Clement did not respond to an interview request.

But personal politics in council business is what worries the other councilors, like Scott, who said there needs to be more conversations about “thinking outside the box” to find solutions to the housing and homelessness crises.

“I don’t feel that people are willing to have the bigger conversations that need to be had. And when the conversations are brought up, it seems to become very political, in my opinion, and that’s why things are not progressing the way they should,” she said.

Sheline, the mayor, said there has been “stark disagreement” among the council about how to move forward on various projects.

“It’s unfortunate that politics have played a part in this … It’s been difficult to move things forward for a number of reasons,” he said.

Councilors and the mayor are not affiliated with political parties, per the Lewiston City Charter.
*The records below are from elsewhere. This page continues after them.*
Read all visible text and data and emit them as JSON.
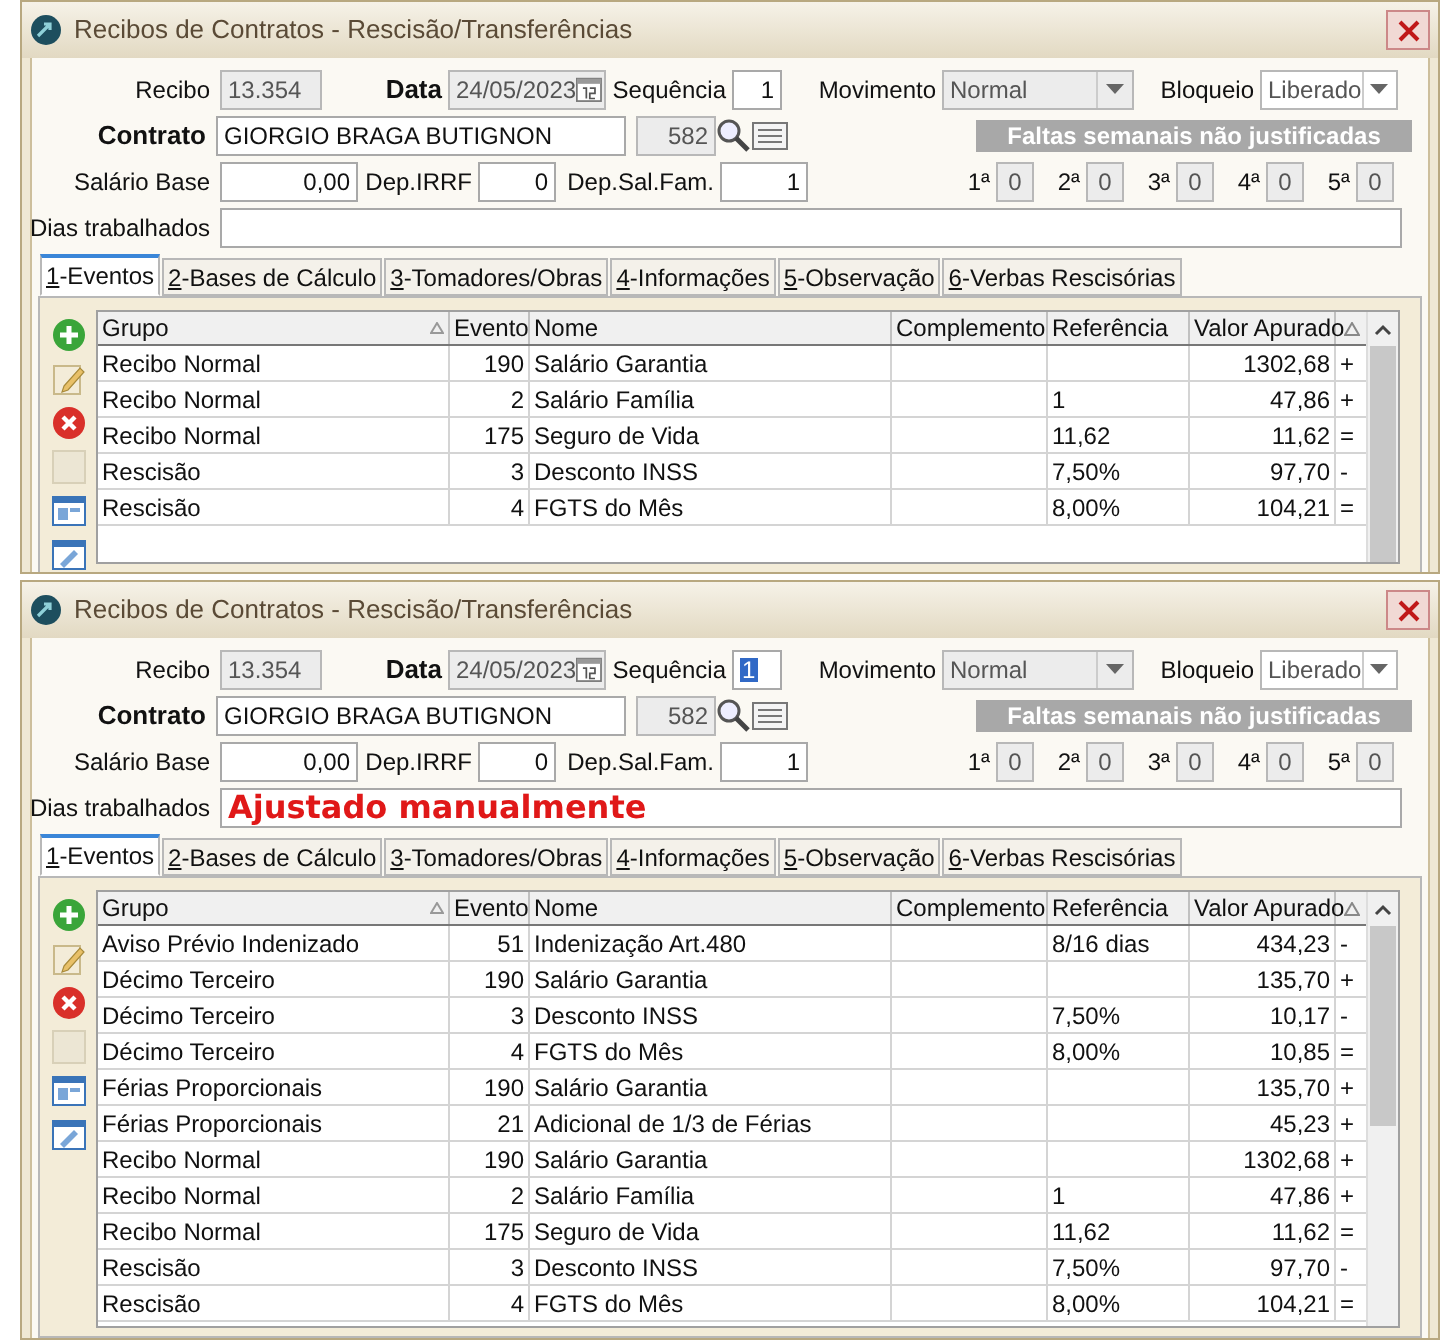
{
  "windows": [
    {
      "title": "Recibos de Contratos - Rescisão/Transferências",
      "recibo_label": "Recibo",
      "recibo": "13.354",
      "data_label": "Data",
      "data": "24/05/2023",
      "sequencia_label": "Sequência",
      "sequencia": {
        "value": "1",
        "focused": false
      },
      "movimento_label": "Movimento",
      "movimento": "Normal",
      "bloqueio_label": "Bloqueio",
      "bloqueio": "Liberado",
      "contrato_label": "Contrato",
      "contrato": "GIORGIO BRAGA BUTIGNON",
      "contrato_codigo": "582",
      "faltas_title": "Faltas semanais não justificadas",
      "salario_base_label": "Salário Base",
      "salario_base": "0,00",
      "dep_irrf_label": "Dep.IRRF",
      "dep_irrf": "0",
      "dep_sal_fam_label": "Dep.Sal.Fam.",
      "dep_sal_fam": "1",
      "semanas": [
        {
          "label": "1ª",
          "value": "0"
        },
        {
          "label": "2ª",
          "value": "0"
        },
        {
          "label": "3ª",
          "value": "0"
        },
        {
          "label": "4ª",
          "value": "0"
        },
        {
          "label": "5ª",
          "value": "0"
        }
      ],
      "dias_trabalhados_label": "Dias trabalhados",
      "tabs": [
        {
          "label": "1-Eventos",
          "selected": true
        },
        {
          "label": "2-Bases de Cálculo",
          "selected": false
        },
        {
          "label": "3-Tomadores/Obras",
          "selected": false
        },
        {
          "label": "4-Informações",
          "selected": false
        },
        {
          "label": "5-Observação",
          "selected": false
        },
        {
          "label": "6-Verbas Rescisórias",
          "selected": false
        }
      ],
      "table": {
        "columns": [
          "Grupo",
          "Evento",
          "Nome",
          "Complemento",
          "Referência",
          "Valor Apurado"
        ],
        "rows": [
          {
            "grupo": "Recibo Normal",
            "evento": "190",
            "nome": "Salário Garantia",
            "valor": "1302,68",
            "sinal": "+"
          },
          {
            "grupo": "Recibo Normal",
            "evento": "2",
            "nome": "Salário Família",
            "referencia": "1",
            "valor": "47,86",
            "sinal": "+"
          },
          {
            "grupo": "Recibo Normal",
            "evento": "175",
            "nome": "Seguro de Vida",
            "referencia": "11,62",
            "valor": "11,62",
            "sinal": "="
          },
          {
            "grupo": "Rescisão",
            "evento": "3",
            "nome": "Desconto INSS",
            "referencia": "7,50%",
            "valor": "97,70",
            "sinal": "-"
          },
          {
            "grupo": "Rescisão",
            "evento": "4",
            "nome": "FGTS do Mês",
            "referencia": "8,00%",
            "valor": "104,21",
            "sinal": "="
          }
        ]
      }
    },
    {
      "title": "Recibos de Contratos - Rescisão/Transferências",
      "recibo_label": "Recibo",
      "recibo": "13.354",
      "data_label": "Data",
      "data": "24/05/2023",
      "sequencia_label": "Sequência",
      "sequencia": {
        "value": "1",
        "focused": true
      },
      "movimento_label": "Movimento",
      "movimento": "Normal",
      "bloqueio_label": "Bloqueio",
      "bloqueio": "Liberado",
      "contrato_label": "Contrato",
      "contrato": "GIORGIO BRAGA BUTIGNON",
      "contrato_codigo": "582",
      "faltas_title": "Faltas semanais não justificadas",
      "salario_base_label": "Salário Base",
      "salario_base": "0,00",
      "dep_irrf_label": "Dep.IRRF",
      "dep_irrf": "0",
      "dep_sal_fam_label": "Dep.Sal.Fam.",
      "dep_sal_fam": "1",
      "semanas": [
        {
          "label": "1ª",
          "value": "0"
        },
        {
          "label": "2ª",
          "value": "0"
        },
        {
          "label": "3ª",
          "value": "0"
        },
        {
          "label": "4ª",
          "value": "0"
        },
        {
          "label": "5ª",
          "value": "0"
        }
      ],
      "dias_trabalhados_label": "Dias trabalhados",
      "dias_trabalhados": "Ajustado manualmente",
      "tabs": [
        {
          "label": "1-Eventos",
          "selected": true
        },
        {
          "label": "2-Bases de Cálculo",
          "selected": false
        },
        {
          "label": "3-Tomadores/Obras",
          "selected": false
        },
        {
          "label": "4-Informações",
          "selected": false
        },
        {
          "label": "5-Observação",
          "selected": false
        },
        {
          "label": "6-Verbas Rescisórias",
          "selected": false
        }
      ],
      "table": {
        "columns": [
          "Grupo",
          "Evento",
          "Nome",
          "Complemento",
          "Referência",
          "Valor Apurado"
        ],
        "rows": [
          {
            "grupo": "Aviso Prévio Indenizado",
            "evento": "51",
            "nome": "Indenização Art.480",
            "referencia": "8/16 dias",
            "valor": "434,23",
            "sinal": "-"
          },
          {
            "grupo": "Décimo Terceiro",
            "evento": "190",
            "nome": "Salário Garantia",
            "valor": "135,70",
            "sinal": "+"
          },
          {
            "grupo": "Décimo Terceiro",
            "evento": "3",
            "nome": "Desconto INSS",
            "referencia": "7,50%",
            "valor": "10,17",
            "sinal": "-"
          },
          {
            "grupo": "Décimo Terceiro",
            "evento": "4",
            "nome": "FGTS do Mês",
            "referencia": "8,00%",
            "valor": "10,85",
            "sinal": "="
          },
          {
            "grupo": "Férias Proporcionais",
            "evento": "190",
            "nome": "Salário Garantia",
            "valor": "135,70",
            "sinal": "+"
          },
          {
            "grupo": "Férias Proporcionais",
            "evento": "21",
            "nome": "Adicional de 1/3 de Férias",
            "valor": "45,23",
            "sinal": "+"
          },
          {
            "grupo": "Recibo Normal",
            "evento": "190",
            "nome": "Salário Garantia",
            "valor": "1302,68",
            "sinal": "+"
          },
          {
            "grupo": "Recibo Normal",
            "evento": "2",
            "nome": "Salário Família",
            "referencia": "1",
            "valor": "47,86",
            "sinal": "+"
          },
          {
            "grupo": "Recibo Normal",
            "evento": "175",
            "nome": "Seguro de Vida",
            "referencia": "11,62",
            "valor": "11,62",
            "sinal": "="
          },
          {
            "grupo": "Rescisão",
            "evento": "3",
            "nome": "Desconto INSS",
            "referencia": "7,50%",
            "valor": "97,70",
            "sinal": "-"
          },
          {
            "grupo": "Rescisão",
            "evento": "4",
            "nome": "FGTS do Mês",
            "referencia": "8,00%",
            "valor": "104,21",
            "sinal": "="
          }
        ]
      }
    }
  ]
}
With the exception of the mayor, who represents the entire city, councilors are only identified by their ward.

Harriman said “plain-old classism” has prevented the council from finding solutions to homelessness.

Some councilors don’t see the “dire need to house these people,” he said, but acknowledged there doesn’t seem to be “that many people, you know, beating down our door trying to build things.”

“I don’t know if that’s just the market or if it’s just the uncertainty about Lewiston … If I were a developer, I’d be hesitant to want to build in Lewiston with this current city council just because of the uncertainty and the shifting positions they’ve had.”